In her book Fear Less, author Dr. Pippa Grange discusses three simple steps to work through your fears.

  1. Name it - Before you try to solve anything, you must see and name what you fear. As crazy as it sounds, you will want to get familiar with your fear to feel its energy and see its form. Identifying it this way will help you own and do something with it.
  2. Face it - Now you know what it looks and feels like, you can go inward and see how it is showing up in your life. What is it costing you or other people in your life?
  3. Replace it - This is the not-too-simple step of replacing that fear with something that provides more strength and hope and better serves you.



Why would you work through this process? I mean, it's not as if you've got bags of time on your hands to sit and ponder life's issues. I get it, you have games to win, trophies to collect, and opposition to conquer. That is the mindset of most athletes. It's one of mastering the physical game and being stronger, faster, and better than your opponent. But if you let your fears get the better of you, then all the preparation will matter little when you face an opponent who has worked through their fears and is super confident in who they are as an athlete. 



Here are three more ideas to help you work through the fears that might hold you back. 

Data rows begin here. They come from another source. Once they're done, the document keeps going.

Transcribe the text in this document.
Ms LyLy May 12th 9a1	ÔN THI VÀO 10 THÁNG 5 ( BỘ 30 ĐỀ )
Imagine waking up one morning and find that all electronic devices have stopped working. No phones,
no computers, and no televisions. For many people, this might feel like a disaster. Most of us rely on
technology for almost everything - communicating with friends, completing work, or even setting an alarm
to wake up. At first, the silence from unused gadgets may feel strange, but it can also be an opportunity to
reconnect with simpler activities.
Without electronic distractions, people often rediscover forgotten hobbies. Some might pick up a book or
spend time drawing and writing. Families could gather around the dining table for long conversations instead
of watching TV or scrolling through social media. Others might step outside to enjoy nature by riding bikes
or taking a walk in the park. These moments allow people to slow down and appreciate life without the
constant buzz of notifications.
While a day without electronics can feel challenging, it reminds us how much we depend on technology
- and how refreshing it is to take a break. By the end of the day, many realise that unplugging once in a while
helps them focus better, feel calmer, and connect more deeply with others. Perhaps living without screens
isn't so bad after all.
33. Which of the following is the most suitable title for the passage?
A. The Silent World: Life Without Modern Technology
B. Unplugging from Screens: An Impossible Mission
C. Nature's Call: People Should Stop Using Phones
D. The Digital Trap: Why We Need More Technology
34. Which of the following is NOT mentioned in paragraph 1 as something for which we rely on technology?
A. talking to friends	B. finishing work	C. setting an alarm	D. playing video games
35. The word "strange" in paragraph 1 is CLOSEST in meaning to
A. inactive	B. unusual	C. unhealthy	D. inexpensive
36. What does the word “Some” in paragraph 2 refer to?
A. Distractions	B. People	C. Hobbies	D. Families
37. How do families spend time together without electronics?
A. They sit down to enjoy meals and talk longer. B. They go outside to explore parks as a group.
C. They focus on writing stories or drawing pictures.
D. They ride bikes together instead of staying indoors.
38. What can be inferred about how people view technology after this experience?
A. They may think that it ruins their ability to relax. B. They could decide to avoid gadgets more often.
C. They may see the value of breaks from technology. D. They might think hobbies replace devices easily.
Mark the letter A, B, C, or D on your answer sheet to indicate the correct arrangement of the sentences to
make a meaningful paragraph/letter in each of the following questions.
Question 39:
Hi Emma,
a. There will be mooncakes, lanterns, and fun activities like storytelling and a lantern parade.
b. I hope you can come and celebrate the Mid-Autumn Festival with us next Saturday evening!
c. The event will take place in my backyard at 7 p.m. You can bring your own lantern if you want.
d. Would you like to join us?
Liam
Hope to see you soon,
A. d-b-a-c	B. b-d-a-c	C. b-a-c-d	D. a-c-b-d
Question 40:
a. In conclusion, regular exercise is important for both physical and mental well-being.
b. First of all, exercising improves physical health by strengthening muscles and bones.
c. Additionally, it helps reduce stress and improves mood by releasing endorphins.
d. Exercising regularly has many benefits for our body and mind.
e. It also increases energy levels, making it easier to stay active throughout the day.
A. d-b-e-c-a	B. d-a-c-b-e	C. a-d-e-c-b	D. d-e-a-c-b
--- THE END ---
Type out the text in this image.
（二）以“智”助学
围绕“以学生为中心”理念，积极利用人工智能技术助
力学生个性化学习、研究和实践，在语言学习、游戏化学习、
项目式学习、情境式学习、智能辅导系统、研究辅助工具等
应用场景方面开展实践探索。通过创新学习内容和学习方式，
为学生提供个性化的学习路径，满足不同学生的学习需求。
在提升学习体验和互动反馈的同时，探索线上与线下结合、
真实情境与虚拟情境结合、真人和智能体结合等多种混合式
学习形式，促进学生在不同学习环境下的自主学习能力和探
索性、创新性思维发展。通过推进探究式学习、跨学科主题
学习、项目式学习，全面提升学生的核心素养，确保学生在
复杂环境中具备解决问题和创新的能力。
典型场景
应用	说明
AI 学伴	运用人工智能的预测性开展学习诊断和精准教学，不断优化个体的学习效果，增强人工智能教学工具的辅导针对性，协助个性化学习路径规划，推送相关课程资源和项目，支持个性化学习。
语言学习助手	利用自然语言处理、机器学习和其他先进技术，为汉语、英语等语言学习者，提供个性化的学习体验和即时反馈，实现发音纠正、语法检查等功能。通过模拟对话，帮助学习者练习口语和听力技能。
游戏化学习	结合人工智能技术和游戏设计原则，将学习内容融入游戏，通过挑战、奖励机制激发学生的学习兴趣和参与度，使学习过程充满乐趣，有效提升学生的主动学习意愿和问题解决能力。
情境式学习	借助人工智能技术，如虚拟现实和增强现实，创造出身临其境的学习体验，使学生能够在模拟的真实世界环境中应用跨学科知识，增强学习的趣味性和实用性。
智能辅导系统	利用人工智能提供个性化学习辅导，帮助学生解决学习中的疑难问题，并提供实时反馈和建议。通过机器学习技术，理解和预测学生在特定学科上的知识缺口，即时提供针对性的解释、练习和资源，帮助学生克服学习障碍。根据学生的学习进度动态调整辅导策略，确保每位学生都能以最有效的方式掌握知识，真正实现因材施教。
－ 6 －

  1. Fear often stems from past experiences or beliefs. By addressing the core of your fears, you can begin to confront and overcome them. This is similar to the "name it" process mentioned earlier. It differs because you are seeking from where the fear originated.
  2. Fear often arises from negative self-talk. You can reduce anxiety and increase self-confidence by challenging and replacing these thoughts with positive ones. Again, it is similar to the "replace it" process from above, but you will focus more on self-talk here. What do you tell yourself before, during, and after a game? Become aware of how you talk to yourself. You might be creating more fear than you would like to admit.
  3. Mindfulness can help you become more aware of your thoughts and emotions, allowing you to respond to them more rationally and constructively. The practice of mindfulness is helpful in so many ways for athletes, and there are many resources to help. I strongly recommend you invest some time into using these resources.


As you work through your fears, you can release the demons holding you back from being your best self on the court or pitch. You will start to see improvements in your results. You will enjoy your sport more and find joy in the competition. But remember, fear will always be your companion. It is a natural human experience.